Not sure, perhaps it is mail checking? or something like that  mine does it too!


----------



## imachungry (Sep 19, 2004)

Mine does the same thing. It's spooked or something.


----------



## CubaMark (Feb 16, 2001)

Maybe something to do with the "auto-sync" date & time option most cell phones have? My RAZR used to do this all the time, until I stopped noticing 

M


----------



## Oompa_Loompa (Nov 13, 2005)

mine too! I think it's just letting you know "here I am - look at me i'm wonderful!" :clap:


----------



## chas_m (Dec 2, 2007)

Mine doesn't do this, so I'm guessing it's the mail check (which I have turned to "manual").


----------



## Oompa_Loompa (Nov 13, 2005)

chas_m said:


> Mine doesn't do this, so I'm guessing it's the mail check (which I have turned to "manual").
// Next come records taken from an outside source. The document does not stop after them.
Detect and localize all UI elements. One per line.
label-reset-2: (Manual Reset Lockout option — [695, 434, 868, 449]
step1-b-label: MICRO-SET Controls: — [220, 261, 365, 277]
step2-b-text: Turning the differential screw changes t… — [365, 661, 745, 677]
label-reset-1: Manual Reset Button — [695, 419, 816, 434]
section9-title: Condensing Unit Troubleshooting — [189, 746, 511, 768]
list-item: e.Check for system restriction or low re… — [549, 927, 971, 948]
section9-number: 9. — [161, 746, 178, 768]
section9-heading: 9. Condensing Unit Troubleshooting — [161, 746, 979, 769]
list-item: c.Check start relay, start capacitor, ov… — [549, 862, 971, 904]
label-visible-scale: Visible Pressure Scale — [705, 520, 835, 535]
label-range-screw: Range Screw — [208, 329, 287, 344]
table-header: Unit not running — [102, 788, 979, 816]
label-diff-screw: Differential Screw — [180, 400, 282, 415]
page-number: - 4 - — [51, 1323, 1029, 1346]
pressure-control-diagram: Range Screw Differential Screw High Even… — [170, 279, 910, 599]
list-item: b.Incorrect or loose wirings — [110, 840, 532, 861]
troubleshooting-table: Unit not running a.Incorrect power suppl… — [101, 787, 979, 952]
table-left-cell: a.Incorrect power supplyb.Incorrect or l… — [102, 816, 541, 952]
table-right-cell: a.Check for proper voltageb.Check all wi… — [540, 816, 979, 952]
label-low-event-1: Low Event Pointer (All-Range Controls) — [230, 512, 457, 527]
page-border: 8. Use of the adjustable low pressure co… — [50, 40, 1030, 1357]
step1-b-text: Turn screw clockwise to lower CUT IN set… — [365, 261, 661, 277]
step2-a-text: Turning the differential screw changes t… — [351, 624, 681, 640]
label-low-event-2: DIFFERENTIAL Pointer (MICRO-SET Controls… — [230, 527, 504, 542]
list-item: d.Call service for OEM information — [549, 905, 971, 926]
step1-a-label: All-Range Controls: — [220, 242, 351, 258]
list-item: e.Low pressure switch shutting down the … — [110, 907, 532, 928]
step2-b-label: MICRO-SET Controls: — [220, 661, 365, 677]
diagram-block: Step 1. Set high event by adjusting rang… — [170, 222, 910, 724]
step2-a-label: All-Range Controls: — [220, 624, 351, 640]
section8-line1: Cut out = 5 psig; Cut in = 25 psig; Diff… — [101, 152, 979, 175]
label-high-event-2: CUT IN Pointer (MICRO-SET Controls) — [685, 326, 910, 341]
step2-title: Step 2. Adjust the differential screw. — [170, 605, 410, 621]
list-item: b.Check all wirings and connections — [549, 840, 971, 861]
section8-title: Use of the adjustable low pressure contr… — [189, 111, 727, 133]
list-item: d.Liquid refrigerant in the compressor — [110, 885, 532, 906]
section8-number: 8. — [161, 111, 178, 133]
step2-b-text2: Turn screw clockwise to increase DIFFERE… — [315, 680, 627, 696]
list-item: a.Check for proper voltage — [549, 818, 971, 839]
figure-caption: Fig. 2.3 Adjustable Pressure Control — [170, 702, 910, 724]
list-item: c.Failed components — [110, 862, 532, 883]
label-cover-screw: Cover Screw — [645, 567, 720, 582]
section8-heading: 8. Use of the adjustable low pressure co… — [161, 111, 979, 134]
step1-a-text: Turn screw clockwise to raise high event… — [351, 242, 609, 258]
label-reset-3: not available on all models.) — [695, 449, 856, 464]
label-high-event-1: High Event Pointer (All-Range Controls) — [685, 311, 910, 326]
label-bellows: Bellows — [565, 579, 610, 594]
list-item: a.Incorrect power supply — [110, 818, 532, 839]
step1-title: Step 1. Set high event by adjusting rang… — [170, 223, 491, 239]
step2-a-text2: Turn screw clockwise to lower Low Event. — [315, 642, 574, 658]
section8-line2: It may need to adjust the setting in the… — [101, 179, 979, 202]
my mail pref is set to "manual" as well.


----------



## Visnaut (Jul 22, 2004)

Mine used to exhibit this issue a lot more than recently. Not sure if it has to do with newer firmware updates or not. In fact, I don't think I've ever seen this happen on 1.1.3 yet.

I like oompa's explanation is the best though: iPhone just wants attention


----------



## 5andman (Oct 15, 2006)

Probably checking mail, or drop in wireless signal.


----------



## chas_m (Dec 2, 2007)

Visnaut said:


> I like oompa's explanation is the best though: iPhone just wants attention


Tamagach-iPhone?!


----------